Aside from local produce offerings, when creating the menu, Darusman was inspired by the interior design of Nate’s On Marsh itself.
“I just think what sets us apart is the way that Nate designed the front of the house, and how we were able to match it with the food and create that vibe — you know, like cool spaghetti cowboy,” Darusman said. “It’s not pretentious and you can come in to eat three times a week and have something different each time.”
Carly Caroll, industrial technology and packaging junior, dined at Nate’s On Marsh when her parents visited.
“Nate’s has a really interesting and unique atmosphere and the food was divine. I literally ate all of it,” Caroll said. Caroll ordered the cacio e pepe, a traditionally Roman pasta dish featuring a black pepper and pecorino romano cream sauce.

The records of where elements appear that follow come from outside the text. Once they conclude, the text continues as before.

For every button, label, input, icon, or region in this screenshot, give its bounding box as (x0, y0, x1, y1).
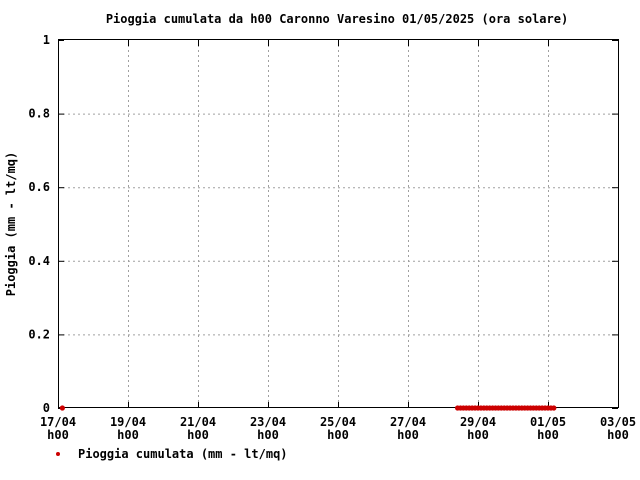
x-tick-label-hour: h00 (607, 428, 629, 442)
x-tick-label-date: 25/04 (320, 415, 356, 429)
x-tick-label-hour: h00 (47, 428, 69, 442)
legend-label: Pioggia cumulata (mm - lt/mq) (78, 447, 288, 461)
x-axis-ticks: 17/04h0019/04h0021/04h0023/04h0025/04h00… (40, 40, 636, 442)
x-tick-label-date: 27/04 (390, 415, 426, 429)
y-tick-label: 0 (43, 401, 50, 415)
x-tick-label-date: 19/04 (110, 415, 146, 429)
x-tick-label-date: 17/04 (40, 415, 76, 429)
y-tick-label: 0.4 (28, 254, 50, 268)
y-axis-ticks: 0 0.2 0.4 0.6 0.8 1 (28, 33, 618, 415)
x-tick-label-date: 23/04 (250, 415, 286, 429)
x-tick-label-date: 21/04 (180, 415, 216, 429)
x-tick-label-hour: h00 (117, 428, 139, 442)
y-axis-label: Pioggia (mm - lt/mq) (4, 152, 18, 297)
y-tick-label: 1 (43, 33, 50, 47)
x-tick-label-hour: h00 (187, 428, 209, 442)
grid (58, 40, 618, 408)
x-tick-label-date: 03/05 (600, 415, 636, 429)
x-tick-label-hour: h00 (327, 428, 349, 442)
x-tick-label-date: 01/05 (530, 415, 566, 429)
chart-title: Pioggia cumulata da h00 Caronno Varesino… (106, 12, 568, 26)
plot-frame (58, 39, 619, 408)
y-tick-label: 0.6 (28, 180, 50, 194)
x-tick-label-date: 29/04 (460, 415, 496, 429)
data-point (59, 405, 65, 411)
legend-marker (56, 452, 60, 456)
y-tick-label: 0.2 (28, 327, 50, 341)
data-points (59, 405, 557, 411)
x-tick-label-hour: h00 (537, 428, 559, 442)
y-tick-label: 0.8 (28, 107, 50, 121)
x-tick-label-hour: h00 (397, 428, 419, 442)
data-point (551, 405, 557, 411)
x-tick-label-hour: h00 (467, 428, 489, 442)
x-tick-label-hour: h00 (257, 428, 279, 442)
legend: Pioggia cumulata (mm - lt/mq) (56, 447, 288, 461)
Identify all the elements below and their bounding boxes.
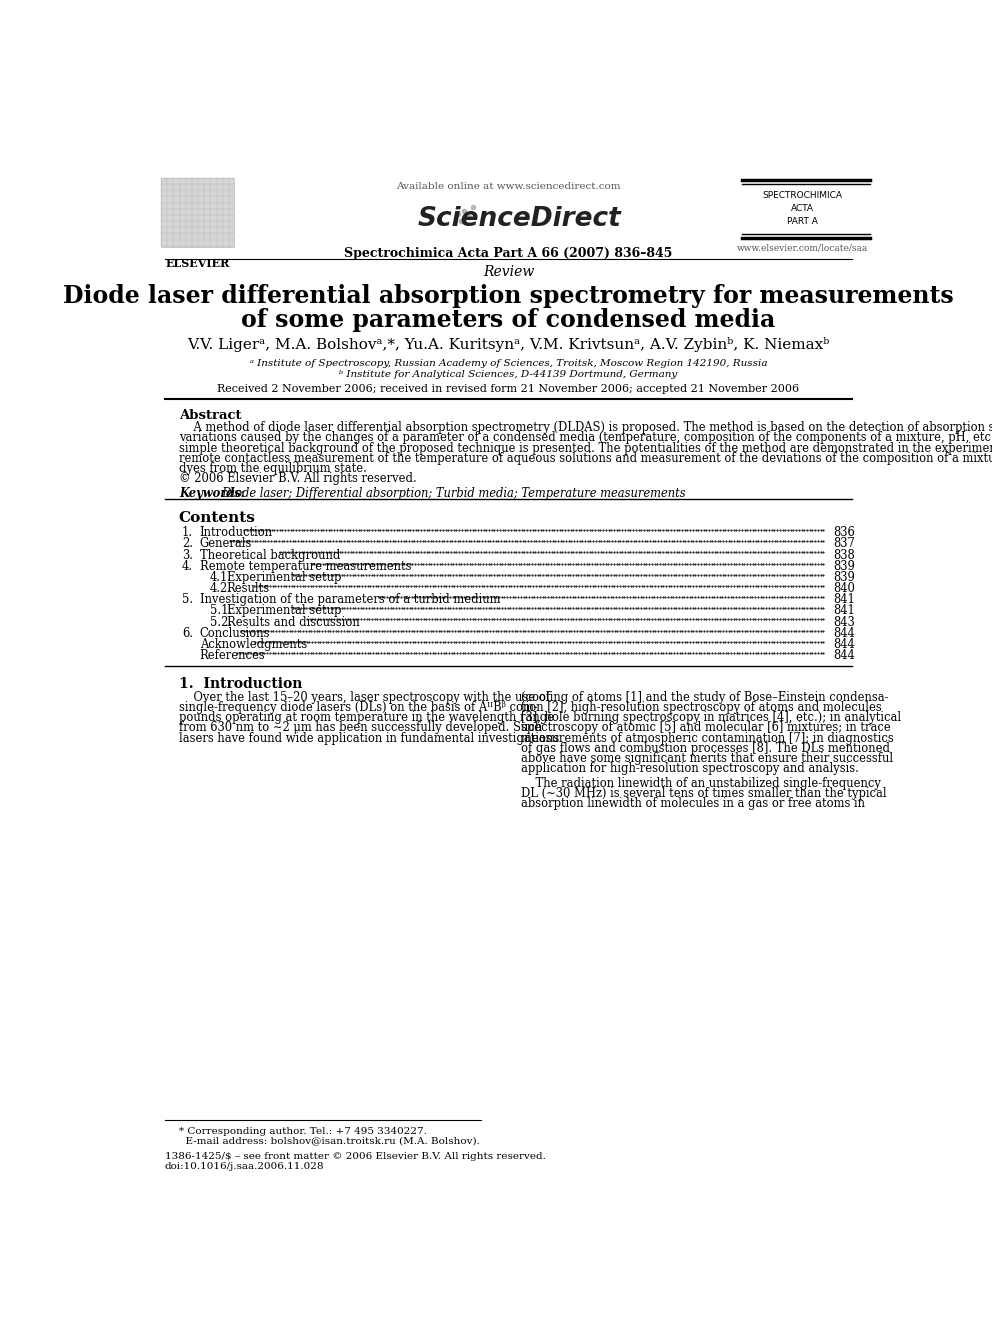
Text: ELSEVIER: ELSEVIER xyxy=(166,258,230,269)
Text: Experimental setup: Experimental setup xyxy=(226,605,341,618)
Text: 4.1.: 4.1. xyxy=(209,570,232,583)
Text: 841: 841 xyxy=(833,605,855,618)
Text: Over the last 15–20 years, laser spectroscopy with the use of: Over the last 15–20 years, laser spectro… xyxy=(179,691,550,704)
Text: 840: 840 xyxy=(833,582,855,595)
Text: 841: 841 xyxy=(833,593,855,606)
Text: ᵇ Institute for Analytical Sciences, D-44139 Dortmund, Germany: ᵇ Institute for Analytical Sciences, D-4… xyxy=(339,369,678,378)
Text: spectroscopy of atomic [5] and molecular [6] mixtures; in trace: spectroscopy of atomic [5] and molecular… xyxy=(521,721,891,734)
Bar xyxy=(161,179,234,247)
Text: 1.  Introduction: 1. Introduction xyxy=(179,677,303,691)
Text: 5.: 5. xyxy=(182,593,193,606)
Text: * Corresponding author. Tel.: +7 495 3340227.: * Corresponding author. Tel.: +7 495 334… xyxy=(179,1127,427,1135)
Text: 5.1.: 5.1. xyxy=(209,605,232,618)
Text: dyes from the equilibrium state.: dyes from the equilibrium state. xyxy=(179,462,367,475)
Text: Contents: Contents xyxy=(179,511,256,525)
Text: (cooling of atoms [1] and the study of Bose–Einstein condensa-: (cooling of atoms [1] and the study of B… xyxy=(521,691,888,704)
Text: Theoretical background: Theoretical background xyxy=(199,549,340,561)
Text: pounds operating at room temperature in the wavelength range: pounds operating at room temperature in … xyxy=(179,712,554,724)
Text: Results: Results xyxy=(226,582,270,595)
Text: SPECTROCHIMICA: SPECTROCHIMICA xyxy=(763,191,842,200)
Text: 5.2.: 5.2. xyxy=(209,615,232,628)
Text: 844: 844 xyxy=(833,638,855,651)
Text: measurements of atmospheric contamination [7]; in diagnostics: measurements of atmospheric contaminatio… xyxy=(521,732,894,745)
Text: 839: 839 xyxy=(833,560,855,573)
Text: simple theoretical background of the proposed technique is presented. The potent: simple theoretical background of the pro… xyxy=(179,442,992,455)
Text: variations caused by the changes of a parameter of a condensed media (temperatur: variations caused by the changes of a pa… xyxy=(179,431,992,445)
Text: DL (∼30 MHz) is several tens of times smaller than the typical: DL (∼30 MHz) is several tens of times sm… xyxy=(521,787,886,800)
Text: PART A: PART A xyxy=(787,217,818,226)
Text: 837: 837 xyxy=(833,537,855,550)
Text: Remote temperature measurements: Remote temperature measurements xyxy=(199,560,411,573)
Text: 836: 836 xyxy=(833,527,855,540)
Text: References: References xyxy=(199,650,266,662)
Text: absorption linewidth of molecules in a gas or free atoms in: absorption linewidth of molecules in a g… xyxy=(521,798,865,810)
Text: 844: 844 xyxy=(833,650,855,662)
Text: above have some significant merits that ensure their successful: above have some significant merits that … xyxy=(521,751,893,765)
Text: application for high-resolution spectroscopy and analysis.: application for high-resolution spectros… xyxy=(521,762,859,775)
Text: Spectrochimica Acta Part A 66 (2007) 836–845: Spectrochimica Acta Part A 66 (2007) 836… xyxy=(344,247,673,261)
Text: © 2006 Elsevier B.V. All rights reserved.: © 2006 Elsevier B.V. All rights reserved… xyxy=(179,472,417,486)
Text: 1.: 1. xyxy=(182,527,193,540)
Text: 4.: 4. xyxy=(182,560,192,573)
Text: ScienceDirect: ScienceDirect xyxy=(418,206,621,233)
Text: Investigation of the parameters of a turbid medium: Investigation of the parameters of a tur… xyxy=(199,593,500,606)
Text: Review: Review xyxy=(483,265,534,279)
Text: 844: 844 xyxy=(833,627,855,640)
Text: 1386-1425/$ – see front matter © 2006 Elsevier B.V. All rights reserved.: 1386-1425/$ – see front matter © 2006 El… xyxy=(165,1152,546,1162)
Text: 4.2.: 4.2. xyxy=(209,582,232,595)
Text: ᵃ Institute of Spectroscopy, Russian Academy of Sciences, Troitsk, Moscow Region: ᵃ Institute of Spectroscopy, Russian Aca… xyxy=(250,359,767,368)
Text: The radiation linewidth of an unstabilized single-frequency: The radiation linewidth of an unstabiliz… xyxy=(521,777,881,790)
Text: 843: 843 xyxy=(833,615,855,628)
Text: Experimental setup: Experimental setup xyxy=(226,570,341,583)
Text: 6.: 6. xyxy=(182,627,192,640)
Text: Diode laser differential absorption spectrometry for measurements: Diode laser differential absorption spec… xyxy=(63,283,953,307)
Text: Diode laser; Differential absorption; Turbid media; Temperature measurements: Diode laser; Differential absorption; Tu… xyxy=(215,487,685,500)
Text: doi:10.1016/j.saa.2006.11.028: doi:10.1016/j.saa.2006.11.028 xyxy=(165,1162,324,1171)
Text: single-frequency diode lasers (DLs) on the basis of AᴵᴵBᵝ com-: single-frequency diode lasers (DLs) on t… xyxy=(179,701,538,714)
Text: 838: 838 xyxy=(833,549,855,561)
Text: ACTA: ACTA xyxy=(791,204,814,213)
Text: 839: 839 xyxy=(833,570,855,583)
Text: E-mail address: bolshov@isan.troitsk.ru (M.A. Bolshov).: E-mail address: bolshov@isan.troitsk.ru … xyxy=(179,1136,480,1144)
Text: www.elsevier.com/locate/saa: www.elsevier.com/locate/saa xyxy=(737,243,868,253)
Text: Generals: Generals xyxy=(199,537,252,550)
Text: Results and discussion: Results and discussion xyxy=(226,615,359,628)
Text: of some parameters of condensed media: of some parameters of condensed media xyxy=(241,308,776,332)
Text: Received 2 November 2006; received in revised form 21 November 2006; accepted 21: Received 2 November 2006; received in re… xyxy=(217,385,800,394)
Text: Introduction: Introduction xyxy=(199,527,273,540)
Text: from 630 nm to ∼2 μm has been successfully developed. Such: from 630 nm to ∼2 μm has been successful… xyxy=(179,721,542,734)
Text: Acknowledgments: Acknowledgments xyxy=(199,638,307,651)
Text: of gas flows and combustion processes [8]. The DLs mentioned: of gas flows and combustion processes [8… xyxy=(521,742,890,755)
Text: 2.: 2. xyxy=(182,537,192,550)
Text: [3], hole burning spectroscopy in matrices [4], etc.); in analytical: [3], hole burning spectroscopy in matric… xyxy=(521,712,901,724)
Text: A method of diode laser differential absorption spectrometry (DLDAS) is proposed: A method of diode laser differential abs… xyxy=(179,421,992,434)
Text: 3.: 3. xyxy=(182,549,192,561)
Text: lasers have found wide application in fundamental investigations: lasers have found wide application in fu… xyxy=(179,732,559,745)
Text: Available online at www.sciencedirect.com: Available online at www.sciencedirect.co… xyxy=(396,181,621,191)
Text: Abstract: Abstract xyxy=(179,409,241,422)
Text: tion [2], high-resolution spectroscopy of atoms and molecules: tion [2], high-resolution spectroscopy o… xyxy=(521,701,882,714)
Text: remote contactless measurement of the temperature of aqueous solutions and measu: remote contactless measurement of the te… xyxy=(179,452,992,464)
Text: V.V. Ligerᵃ, M.A. Bolshovᵃ,*, Yu.A. Kuritsynᵃ, V.M. Krivtsunᵃ, A.V. Zybinᵇ, K. N: V.V. Ligerᵃ, M.A. Bolshovᵃ,*, Yu.A. Kuri… xyxy=(187,337,829,352)
Text: Conclusions: Conclusions xyxy=(199,627,270,640)
Text: Keywords:: Keywords: xyxy=(179,487,245,500)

Darusman has a lengthy resume in the cooking world. He worked as a chef in Los Angeles for 20 years, mainly working at fine-dining restaurants and catering companies. His time in Los Angeles involved a multitude of career-defining moments but perhaps most notably, Darusman catered the Oscars, the Emmys and cooked for an American president.
“Something I’m super proud of is that I got to cook for Bill Clinton, who is just such a rad and beautiful person,” Darusman said.
Though Darusman enjoyed his time in Los Angeles, he decided to relocate to San Luis Obispo in order to be closer to farms, wineries and intimate dining spots.
“[SLO] still kind of feels like this undiscovered, little place that people either don’t know about or don’t have the energy to look that far for. I really don’t know what it is, but the central coast, as far as wine goes, even after working in LA for 20 years, is insane,” Darusman said.
Despite the classic, comforting appeal of the menu, Long has other, less-traditional plans for the future.
Long believes that Nate’s On Marsh is just the beginning. He intends to open multiple restaurants in San Luis Obispo, not all of which will be as “safe” as Nate’s. He plans to explore different restaurant concepts that are less familiar in format and style.
“I see the company going to great places. Definitely less traditional restaurant concepts. I see products, I see a lot of things. I’m very excited about what is to come,” Long said.